Прежде всего, я решил выяснить, где находился Джефф в день гибели отца. Выследить человека, неоднократно попадавшего под наблюдение полиции, не должно быть сложно. Определившись с необходимым направлением, я не теряя ни минуты приступил к его осуществлению. Едва дождавшись ужина и наскоро перекусив, я сел на коня и поскакал обратно в деревню. Оттуда я направил начальнику полиции в Сиэтл телеграмму из пятидесяти слов, запрашивающую любые сведения о местонахождении Джефферсона Гейлорда в день девятнадцатого мая.
Ответ пришел только в десять утра. Я был так уверен в его содержании, что перечитал дважды, прежде чем осознал написанное.
«Девятнадцатого мая Джефферсон Гейлорд находился на лесозаготовках, в тридцати милях от Сиэтла. Личность знаменитая. Ошибочное опознание невозможно.
Комиссар полиции
Генри Уотерсон.»Моя очередная гипотеза вселила в меня такой ужас, я настолько уверился в том, что Джефф убил своего отца, что не мог настроиться на новую мысль о том, что в момент преступления он находился в трех тысячах миль отсюда.

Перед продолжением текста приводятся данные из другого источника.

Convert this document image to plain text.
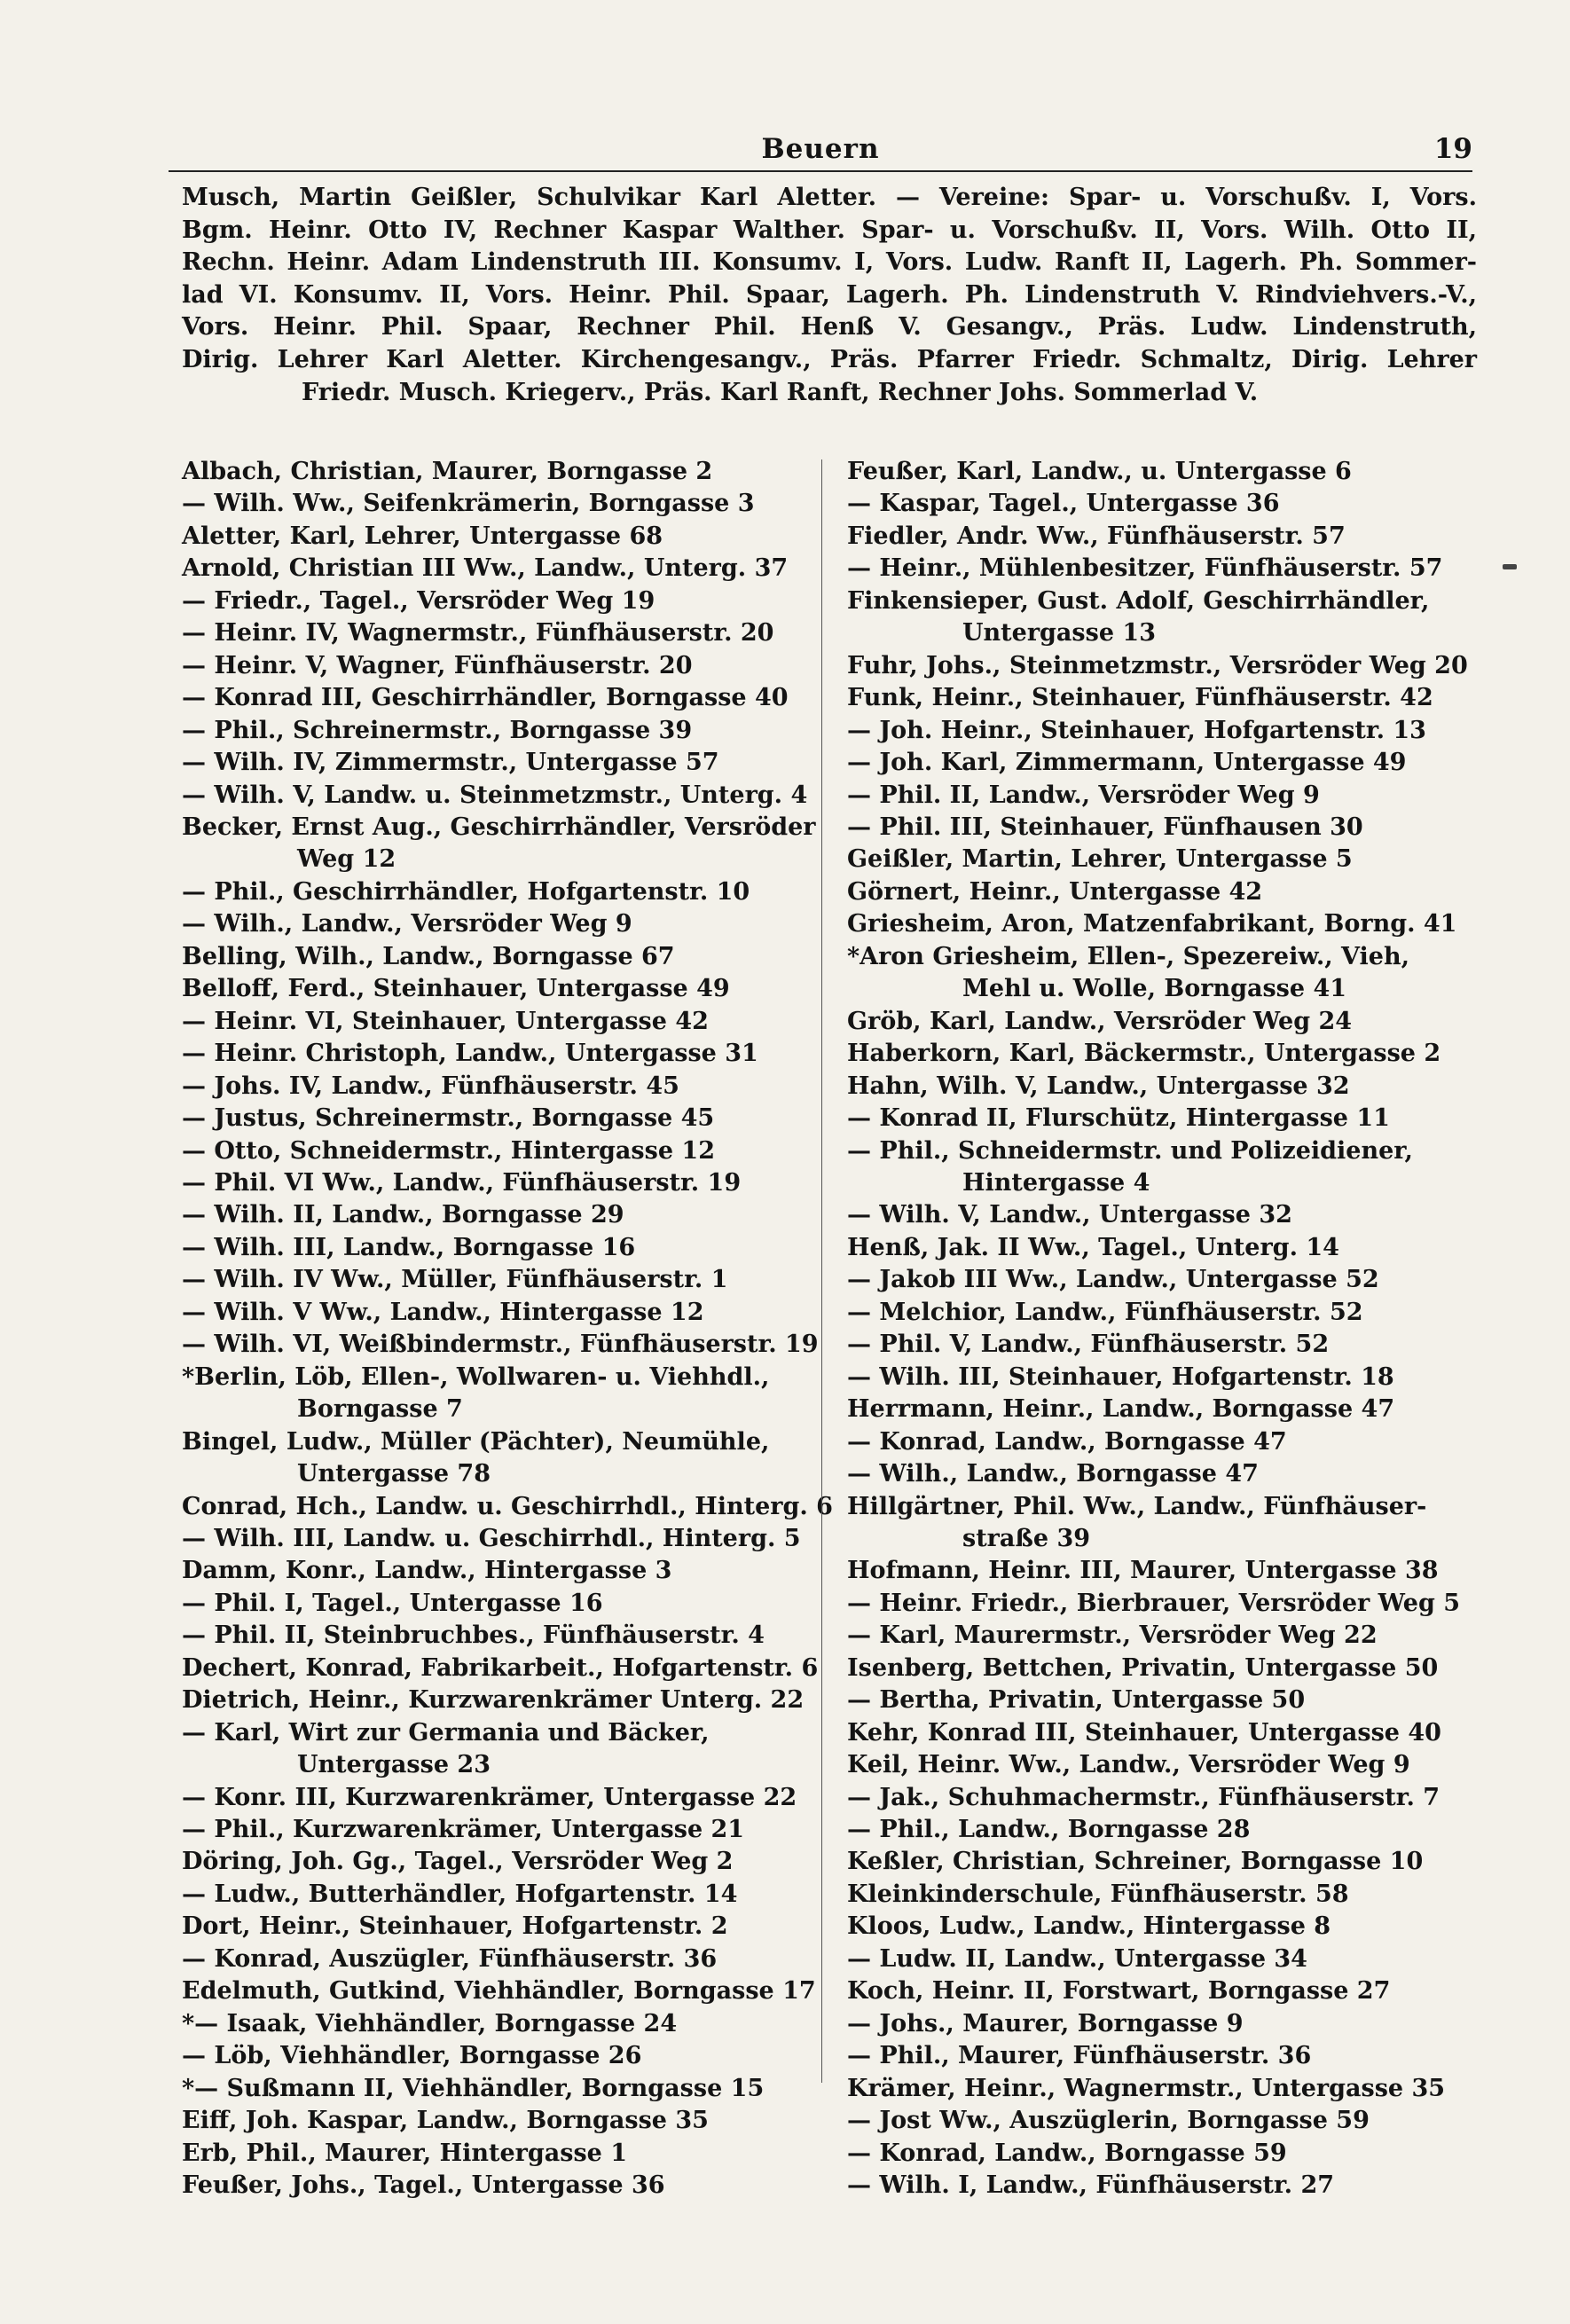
Beuern	19
Musch, Martin Geißler, Schulvikar Karl Aletter. — Vereine: Spar- u. Vorschußv. I, Vors.
Bgm. Heinr. Otto IV, Rechner Kaspar Walther. Spar- u. Vorschußv. II, Vors. Wilh. Otto II,
Rechn. Heinr. Adam Lindenstruth III. Konsumv. I, Vors. Ludw. Ranft II, Lagerh. Ph. Sommer-
lad VI. Konsumv. II, Vors. Heinr. Phil. Spaar, Lagerh. Ph. Lindenstruth V. Rindviehvers.-V.,
Vors. Heinr. Phil. Spaar, Rechner Phil. Henß V. Gesangv., Präs. Ludw. Lindenstruth,
Dirig. Lehrer Karl Aletter. Kirchengesangv., Präs. Pfarrer Friedr. Schmaltz, Dirig. Lehrer
Friedr. Musch. Kriegerv., Präs. Karl Ranft, Rechner Johs. Sommerlad V.
Albach, Christian, Maurer, Borngasse 2
— Wilh. Ww., Seifenkrämerin, Borngasse 3
Aletter, Karl, Lehrer, Untergasse 68
Arnold, Christian III Ww., Landw., Unterg. 37
— Friedr., Tagel., Versröder Weg 19
— Heinr. IV, Wagnermstr., Fünfhäuserstr. 20
— Heinr. V, Wagner, Fünfhäuserstr. 20
— Konrad III, Geschirrhändler, Borngasse 40
— Phil., Schreinermstr., Borngasse 39
— Wilh. IV, Zimmermstr., Untergasse 57
— Wilh. V, Landw. u. Steinmetzmstr., Unterg. 4
Becker, Ernst Aug., Geschirrhändler, Versröder
Weg 12
— Phil., Geschirrhändler, Hofgartenstr. 10
— Wilh., Landw., Versröder Weg 9
Belling, Wilh., Landw., Borngasse 67
Belloff, Ferd., Steinhauer, Untergasse 49
— Heinr. VI, Steinhauer, Untergasse 42
— Heinr. Christoph, Landw., Untergasse 31
— Johs. IV, Landw., Fünfhäuserstr. 45
— Justus, Schreinermstr., Borngasse 45
— Otto, Schneidermstr., Hintergasse 12
— Phil. VI Ww., Landw., Fünfhäuserstr. 19
— Wilh. II, Landw., Borngasse 29
— Wilh. III, Landw., Borngasse 16
— Wilh. IV Ww., Müller, Fünfhäuserstr. 1
— Wilh. V Ww., Landw., Hintergasse 12
— Wilh. VI, Weißbindermstr., Fünfhäuserstr. 19
*Berlin, Löb, Ellen-, Wollwaren- u. Viehhdl.,
Borngasse 7
Bingel, Ludw., Müller (Pächter), Neumühle,
Untergasse 78
Conrad, Hch., Landw. u. Geschirrhdl., Hinterg. 6
— Wilh. III, Landw. u. Geschirrhdl., Hinterg. 5
Damm, Konr., Landw., Hintergasse 3
— Phil. I, Tagel., Untergasse 16
— Phil. II, Steinbruchbes., Fünfhäuserstr. 4
Dechert, Konrad, Fabrikarbeit., Hofgartenstr. 6
Dietrich, Heinr., Kurzwarenkrämer Unterg. 22
— Karl, Wirt zur Germania und Bäcker,
Untergasse 23
— Konr. III, Kurzwarenkrämer, Untergasse 22
— Phil., Kurzwarenkrämer, Untergasse 21
Döring, Joh. Gg., Tagel., Versröder Weg 2
— Ludw., Butterhändler, Hofgartenstr. 14
Dort, Heinr., Steinhauer, Hofgartenstr. 2
— Konrad, Auszügler, Fünfhäuserstr. 36
Edelmuth, Gutkind, Viehhändler, Borngasse 17
*— Isaak, Viehhändler, Borngasse 24
— Löb, Viehhändler, Borngasse 26
*— Sußmann II, Viehhändler, Borngasse 15
Eiff, Joh. Kaspar, Landw., Borngasse 35
Erb, Phil., Maurer, Hintergasse 1
Feußer, Johs., Tagel., Untergasse 36
Feußer, Karl, Landw., u. Untergasse 6
— Kaspar, Tagel., Untergasse 36
Fiedler, Andr. Ww., Fünfhäuserstr. 57
— Heinr., Mühlenbesitzer, Fünfhäuserstr. 57
Finkensieper, Gust. Adolf, Geschirrhändler,
Untergasse 13
Fuhr, Johs., Steinmetzmstr., Versröder Weg 20
Funk, Heinr., Steinhauer, Fünfhäuserstr. 42
— Joh. Heinr., Steinhauer, Hofgartenstr. 13
— Joh. Karl, Zimmermann, Untergasse 49
— Phil. II, Landw., Versröder Weg 9
— Phil. III, Steinhauer, Fünfhausen 30
Geißler, Martin, Lehrer, Untergasse 5
Görnert, Heinr., Untergasse 42
Griesheim, Aron, Matzenfabrikant, Borng. 41
*Aron Griesheim, Ellen-, Spezereiw., Vieh,
Mehl u. Wolle, Borngasse 41
Gröb, Karl, Landw., Versröder Weg 24
Haberkorn, Karl, Bäckermstr., Untergasse 2
Hahn, Wilh. V, Landw., Untergasse 32
— Konrad II, Flurschütz, Hintergasse 11
— Phil., Schneidermstr. und Polizeidiener,
Hintergasse 4
— Wilh. V, Landw., Untergasse 32
Henß, Jak. II Ww., Tagel., Unterg. 14
— Jakob III Ww., Landw., Untergasse 52
— Melchior, Landw., Fünfhäuserstr. 52
— Phil. V, Landw., Fünfhäuserstr. 52
— Wilh. III, Steinhauer, Hofgartenstr. 18
Herrmann, Heinr., Landw., Borngasse 47
— Konrad, Landw., Borngasse 47
— Wilh., Landw., Borngasse 47
Hillgärtner, Phil. Ww., Landw., Fünfhäuser-
straße 39
Hofmann, Heinr. III, Maurer, Untergasse 38
— Heinr. Friedr., Bierbrauer, Versröder Weg 5
— Karl, Maurermstr., Versröder Weg 22
Isenberg, Bettchen, Privatin, Untergasse 50
— Bertha, Privatin, Untergasse 50
Kehr, Konrad III, Steinhauer, Untergasse 40
Keil, Heinr. Ww., Landw., Versröder Weg 9
— Jak., Schuhmachermstr., Fünfhäuserstr. 7
— Phil., Landw., Borngasse 28
Keßler, Christian, Schreiner, Borngasse 10
Kleinkinderschule, Fünfhäuserstr. 58
Kloos, Ludw., Landw., Hintergasse 8
— Ludw. II, Landw., Untergasse 34
Koch, Heinr. II, Forstwart, Borngasse 27
— Johs., Maurer, Borngasse 9
— Phil., Maurer, Fünfhäuserstr. 36
Krämer, Heinr., Wagnermstr., Untergasse 35
— Jost Ww., Auszüglerin, Borngasse 59
— Konrad, Landw., Borngasse 59
— Wilh. I, Landw., Fünfhäuserstr. 27
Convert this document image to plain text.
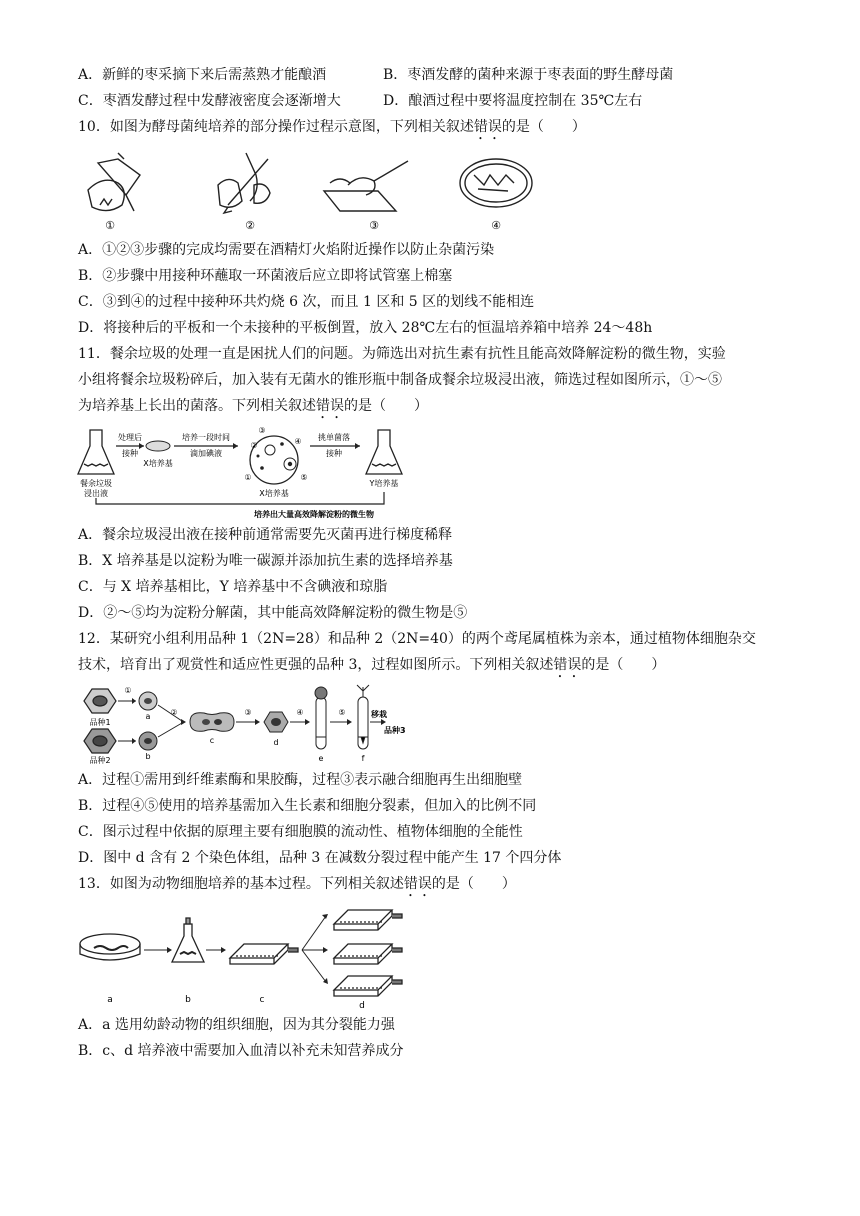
A．新鲜的枣采摘下来后需蒸熟才能酿酒	B．枣酒发酵的菌种来源于枣表面的野生酵母菌
C．枣酒发酵过程中发酵液密度会逐渐增大	D．酿酒过程中要将温度控制在 35℃左右
10．如图为酵母菌纯培养的部分操作过程示意图，下列相关叙述错误的是（　　）
①	②	③	④
A．①②③步骤的完成均需要在酒精灯火焰附近操作以防止杂菌污染
B．②步骤中用接种环蘸取一环菌液后应立即将试管塞上棉塞
C．③到④的过程中接种环共灼烧 6 次，而且 1 区和 5 区的划线不能相连
D．将接种后的平板和一个未接种的平板倒置，放入 28℃左右的恒温培养箱中培养 24～48h
11．餐余垃圾的处理一直是困扰人们的问题。为筛选出对抗生素有抗性且能高效降解淀粉的微生物，实验
小组将餐余垃圾粉碎后，加入装有无菌水的锥形瓶中制备成餐余垃圾浸出液，筛选过程如图所示，①～⑤
为培养基上长出的菌落。下列相关叙述错误的是（　　）
餐余垃圾
浸出液
处理后
接种
X培养基
培养一段时间
滴加碘液
③
②	④
①	⑤
X培养基
挑单菌落
接种
Y培养基
培养出大量高效降解淀粉的微生物
A．餐余垃圾浸出液在接种前通常需要先灭菌再进行梯度稀释
B．X 培养基是以淀粉为唯一碳源并添加抗生素的选择培养基
C．与 X 培养基相比，Y 培养基中不含碘液和琼脂
D．②～⑤均为淀粉分解菌，其中能高效降解淀粉的微生物是⑤
12．某研究小组利用品种 1（2N=28）和品种 2（2N=40）的两个鸢尾属植株为亲本，通过植物体细胞杂交
技术，培育出了观赏性和适应性更强的品种 3，过程如图所示。下列相关叙述错误的是（　　）
品种1
品种2
①
a
b
②
c
③
d
④
e
⑤
f
移栽
品种3
A．过程①需用到纤维素酶和果胶酶，过程③表示融合细胞再生出细胞壁
B．过程④⑤使用的培养基需加入生长素和细胞分裂素，但加入的比例不同
C．图示过程中依据的原理主要有细胞膜的流动性、植物体细胞的全能性
D．图中 d 含有 2 个染色体组，品种 3 在减数分裂过程中能产生 17 个四分体
13．如图为动物细胞培养的基本过程。下列相关叙述错误的是（　　）
a	b	c
d
A．a 选用幼龄动物的组织细胞，因为其分裂能力强
B．c、d 培养液中需要加入血清以补充未知营养成分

Таким образом, в моем следствии я никак не сдвинулся с мертвой точки. С момента убийства прошло шесть дней, а я ни на дюйм не приблизился к истине. Шесть дней! Я осознал это с чувством тоскливой безнадежности. Теперь наши шансы когда-нибудь отыскать Моисея и разрешить загадку с каждым днем только уменьшались.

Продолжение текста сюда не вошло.